Close your eyes to listen to Sophie Zelmani's self-titled Columbia debut and you can imagine yourself drinking raw whiskey in a smoky Texas honky-tonk, as she overcomes an obvious, deep-felt shyness and lets out confessional tales in a pure, purring croon betraying a gentle hint of twang as it wafts over gently strummed acoustic guitar or a plaintive pedal steel line. Despite the homespun mood she evokes, this 24-year-old singer/songwriting find doesn't come from the U.S. let alone the American South, but was born in Stockholm, Sweden albeit a southern suburb.

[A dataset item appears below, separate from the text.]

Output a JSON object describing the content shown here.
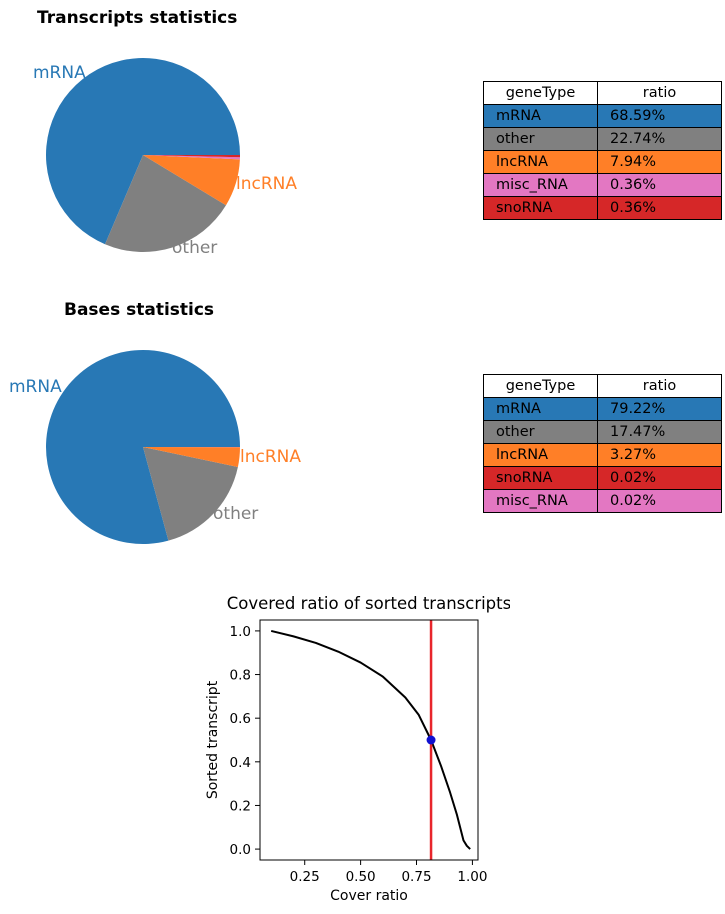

In a pop world where artists confess their innermost secrets to the media at the drop of a hat, Sophie Zelmani prefers to let the magic of the music stand on its own without explanation. She is soft-spoken and charmingly reticent in person, preferring to communicate through her songwriting with extraordinary eloquence. "I write songs when I feel I have to," she insists. "I can't plan them. I don't think of songwriting in technical terms... they just come as they come. When I do write, I like to get out all the emotions I want to express as fast as possible. I dont like to overthink a song because to me it's about getting out the feelings. I like those songs you can instantly tell come straight from the heart; where the lyrics and the melody seem fated to be together."

Sophie began writing plaintive songs and learning how to play guitar at the age of 14. "Almost every girl in school wrote some poetry about love, life or whatever,"she recalls. "But it wasn't until I started writing songs that I found something that was truly me."

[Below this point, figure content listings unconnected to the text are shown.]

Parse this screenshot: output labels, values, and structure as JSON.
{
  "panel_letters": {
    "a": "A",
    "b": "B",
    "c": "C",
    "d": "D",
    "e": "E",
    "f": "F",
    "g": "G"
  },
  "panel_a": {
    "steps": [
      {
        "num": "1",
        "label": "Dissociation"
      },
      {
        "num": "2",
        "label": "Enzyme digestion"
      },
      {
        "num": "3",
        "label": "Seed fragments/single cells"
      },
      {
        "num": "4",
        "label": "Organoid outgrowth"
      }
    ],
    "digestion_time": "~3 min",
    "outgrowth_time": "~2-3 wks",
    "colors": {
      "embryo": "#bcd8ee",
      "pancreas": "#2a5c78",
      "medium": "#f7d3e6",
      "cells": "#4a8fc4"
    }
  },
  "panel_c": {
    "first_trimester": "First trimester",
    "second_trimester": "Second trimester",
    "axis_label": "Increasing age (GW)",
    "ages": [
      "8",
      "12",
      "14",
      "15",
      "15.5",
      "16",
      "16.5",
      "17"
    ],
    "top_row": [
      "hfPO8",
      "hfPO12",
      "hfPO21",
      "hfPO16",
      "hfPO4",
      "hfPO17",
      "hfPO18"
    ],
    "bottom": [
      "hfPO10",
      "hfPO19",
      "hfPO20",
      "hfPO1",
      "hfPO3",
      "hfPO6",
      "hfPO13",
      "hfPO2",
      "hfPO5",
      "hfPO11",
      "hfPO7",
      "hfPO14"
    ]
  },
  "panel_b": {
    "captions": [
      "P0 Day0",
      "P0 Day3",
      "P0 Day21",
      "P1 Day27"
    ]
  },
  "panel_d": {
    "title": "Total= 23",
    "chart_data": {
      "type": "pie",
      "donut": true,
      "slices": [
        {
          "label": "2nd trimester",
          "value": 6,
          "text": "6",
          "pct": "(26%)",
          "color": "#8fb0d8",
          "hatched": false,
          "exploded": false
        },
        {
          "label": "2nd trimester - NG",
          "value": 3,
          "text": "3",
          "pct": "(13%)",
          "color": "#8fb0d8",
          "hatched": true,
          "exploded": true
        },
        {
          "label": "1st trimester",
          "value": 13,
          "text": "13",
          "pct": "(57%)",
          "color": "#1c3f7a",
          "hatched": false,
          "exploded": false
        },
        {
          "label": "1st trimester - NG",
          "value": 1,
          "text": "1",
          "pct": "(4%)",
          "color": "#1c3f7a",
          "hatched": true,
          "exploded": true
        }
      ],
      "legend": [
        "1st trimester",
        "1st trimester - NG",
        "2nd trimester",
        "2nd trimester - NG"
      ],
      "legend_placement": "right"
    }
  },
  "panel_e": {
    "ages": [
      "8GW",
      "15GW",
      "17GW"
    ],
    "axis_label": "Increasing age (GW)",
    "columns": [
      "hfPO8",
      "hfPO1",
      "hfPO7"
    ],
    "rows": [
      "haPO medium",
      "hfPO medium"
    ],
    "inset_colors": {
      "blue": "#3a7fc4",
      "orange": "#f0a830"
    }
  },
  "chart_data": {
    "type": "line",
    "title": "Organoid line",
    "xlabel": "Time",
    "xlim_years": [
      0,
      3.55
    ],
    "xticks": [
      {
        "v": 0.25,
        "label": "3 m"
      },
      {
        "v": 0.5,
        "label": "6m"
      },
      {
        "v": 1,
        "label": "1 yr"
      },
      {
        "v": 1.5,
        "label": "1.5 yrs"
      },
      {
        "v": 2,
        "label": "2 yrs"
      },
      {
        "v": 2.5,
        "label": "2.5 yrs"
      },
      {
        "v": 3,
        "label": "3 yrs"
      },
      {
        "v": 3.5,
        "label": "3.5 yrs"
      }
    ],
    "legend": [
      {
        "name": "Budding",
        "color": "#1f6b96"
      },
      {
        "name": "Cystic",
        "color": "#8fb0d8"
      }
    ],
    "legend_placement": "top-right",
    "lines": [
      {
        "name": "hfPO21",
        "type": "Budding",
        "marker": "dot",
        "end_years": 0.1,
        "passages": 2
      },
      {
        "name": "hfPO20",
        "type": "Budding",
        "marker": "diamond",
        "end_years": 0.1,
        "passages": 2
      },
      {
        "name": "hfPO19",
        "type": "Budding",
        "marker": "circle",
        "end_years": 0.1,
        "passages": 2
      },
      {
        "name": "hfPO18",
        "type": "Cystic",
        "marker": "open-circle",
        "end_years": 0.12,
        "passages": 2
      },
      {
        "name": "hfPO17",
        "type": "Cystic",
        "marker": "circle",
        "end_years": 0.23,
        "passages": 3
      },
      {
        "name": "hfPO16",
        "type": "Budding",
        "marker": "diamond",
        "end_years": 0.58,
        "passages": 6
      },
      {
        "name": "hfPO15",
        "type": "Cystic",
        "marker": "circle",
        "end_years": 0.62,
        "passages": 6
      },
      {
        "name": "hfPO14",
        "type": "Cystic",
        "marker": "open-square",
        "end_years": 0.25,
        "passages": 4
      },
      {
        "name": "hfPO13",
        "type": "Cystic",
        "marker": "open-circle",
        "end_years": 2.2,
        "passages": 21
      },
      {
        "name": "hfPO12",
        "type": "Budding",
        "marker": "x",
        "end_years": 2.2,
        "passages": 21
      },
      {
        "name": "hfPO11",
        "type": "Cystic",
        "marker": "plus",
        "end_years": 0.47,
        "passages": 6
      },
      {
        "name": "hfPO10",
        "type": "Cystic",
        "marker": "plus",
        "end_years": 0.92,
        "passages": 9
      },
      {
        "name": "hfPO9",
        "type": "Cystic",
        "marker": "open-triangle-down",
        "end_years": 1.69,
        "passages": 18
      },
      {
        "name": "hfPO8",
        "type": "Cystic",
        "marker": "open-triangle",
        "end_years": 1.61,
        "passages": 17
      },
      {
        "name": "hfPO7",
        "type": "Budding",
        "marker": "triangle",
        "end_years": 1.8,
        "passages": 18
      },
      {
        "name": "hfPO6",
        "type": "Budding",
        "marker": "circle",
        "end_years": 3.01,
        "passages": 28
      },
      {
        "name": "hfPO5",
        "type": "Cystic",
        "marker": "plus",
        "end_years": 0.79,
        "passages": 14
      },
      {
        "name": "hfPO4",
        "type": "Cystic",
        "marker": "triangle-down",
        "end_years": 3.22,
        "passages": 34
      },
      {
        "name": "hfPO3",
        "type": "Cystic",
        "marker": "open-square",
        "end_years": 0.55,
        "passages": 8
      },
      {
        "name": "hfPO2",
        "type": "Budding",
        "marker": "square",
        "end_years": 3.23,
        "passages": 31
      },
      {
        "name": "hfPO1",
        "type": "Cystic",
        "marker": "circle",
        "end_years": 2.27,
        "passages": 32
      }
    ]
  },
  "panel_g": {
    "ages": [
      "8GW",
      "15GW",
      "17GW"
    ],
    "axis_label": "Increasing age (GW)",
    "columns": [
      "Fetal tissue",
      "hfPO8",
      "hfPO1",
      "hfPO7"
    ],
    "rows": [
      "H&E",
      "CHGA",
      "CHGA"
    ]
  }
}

Her stepfather taught her some chords and suddenly the shy girl who had spent most of her early youth playing soccer and running track with the boys discovered that she had a special knack for songwriting. "I wrote a song and it felt amazing. I didn't really think that much about what I was doing, really," says Sophie with typical modesty. Recording a few songs at a local studio, she mailed them off to three record companies -- as far as she knew at that time, the sum total of the record business -- with no special expectations. Sophie was thoroughly, pleasantly shocked when she received a call back from Sony Sweden and was offered a recording deal.

That almost otherworldly unselfconsciousness is at the heart of Sophie Zelmani's music, which is both intimate and revealing. The first single, "Always You," is typical, a simple melody backed with a mournful Neil Young-ish harp and a shimmering acoustic guitar line which caresses the sensual lyrics of longing: "If red roses weren't so lovely/If wine didn't taste so good/If stars weren't so romantic..." Other influences are apparent in the Van Morrison-like sax riff which underlines "A Thousand Times," the Dylanesque narrative of "You and Him," the Springsteenish wistfulness of "I'll See You (In Another World)," which echoes her stated beliefs in "destiny, wisdom of life, goodness, dreams, close relationships and ... love."

The Sophie Zelmani album was produced by Lars Halapi, a renowned Swedish musician who also played guitar and pedal steel on the recording sessions, while the evocative sax parts were performed by Per "Texas" Johansson. In all cases, the musical accompaniment matches the stark simplicity of the lyrics which deal with everyday concerns that are universal in scope. She may be from Sweden, but Sophie Zelmani's music can travel the world.

"It's strange for me to talk about the songs because I wrote them for myself," she says apologetically. "But I can tell you I write about life, emotions, relations and small things."

Zelmani is already an acclaimed star in her native country. This, her album debut entered the Swedish charts at #4. Sophie won a Swedish Grammy award as "Best Newcomer" soon afterwards and was nominated "Best Female Pop Singer." Critics at home have called compared her music to the more delicate, lush side vintage Van Morrison, Neil Young and Bob Dylan. She's also quickly gained startling popularity throughout Western European countries and the Far East. The album is fast approaching gold in Sweden and Japan respectively.

Those small things add up to make Sophie Zelmani a very big thing.